Mais riram, lembrando o jeito da mãe, do que choraram. Abraçavam-se, o filho era de rir menos, mas a muher ria fácil, como a mãe. E com o rosto inteiro, como o pai.
Ela era uma muher bonita. Porte alto, clara, como a mãe. O pai era mais moreno. O filho puxara a sua cor. Era daquelas mulheres que não são belíssimas, mas reunia tudo o que, na verdade, embeleza, com valor agregado, uma mulher.
Inteligente. Falar oportuno e moderado. Tom de meia voz. Personalidade. Presença. O imbecil que a quis só para consumo, era vil. Só por esse expediente. Porque tinha ela consigo que somente acolheria para si um modelo de relação se fosse idêntico ao dos pais.
Coisa de décadas atrás. Não consentia que fosse como essa modernidade consentia. Foi rápido. Bastou ela perceber as intenções do dito cujo, com muita elegância, descartou. Ele ainda regateou, para somente parecer ridículo para ele. Dispensado.
O irmão ainda fez menção das intenções dele com a irmã. Ganhou um tapa no ombro e um sorriso malicioso dela. Riram juntos. Aliás, ele somente ria com a irmã. Reconhecia que tinha uma melancolia existencial.
Um dia, a mãe o interpelou: "Meu filho, esse jeito pensativo você herdou de seu avô. Papai era assim. Você é igualzinho a ele. Mas olha bem: ocupe-se, que sua mente desencanta".
Pronto. Essa versão de sua mãe para o jeito herdado do avô, um encanto, grudou nele. Por isso, sempre que fumava e, quando o fazia, nos intervalos de suas ocupações, lembrava que estava dando espaço aos encantos que herdara do avô. Belíssima solução de sua mãe para essa sua modorra, ele pensava.
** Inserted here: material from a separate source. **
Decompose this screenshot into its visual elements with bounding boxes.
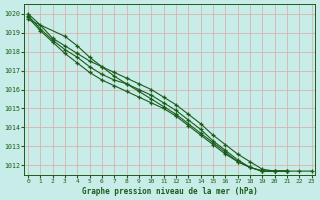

Cuspiu fumaça. Estava na metade do cigarro. Olhou dentro, no leito, a irmã. Dormia pálida. Lembrou da morte da mãe, feito passarinho. Olhou a brasa. Havia parado, lá atrás, porque cismara que estava preso ao vício por causa do encanto herdado.
Havia parado, porque havia lembrado da mãe, para que desencantasse, e resolveu não mais vincular seu azedume existencial ao fumo. Havia parado mesmo. Esse ele pegou de raiva, porque estava pensando no que seria a vida sem a irmã.
Ficaria ele só. Cuspiu a última baforada. Olhou a guimba pela última vez. Cachuletou-a por cima do parapeito. Repetiu o xingamento, logo que deu conta. A mãe havia ensinado a não se jogar lixo alhures.
Olhou mais uma vez a irmã. Lembrou do pai, chorando mansinho, quase imperceptível, esquanto recolhia os pertences da falecida.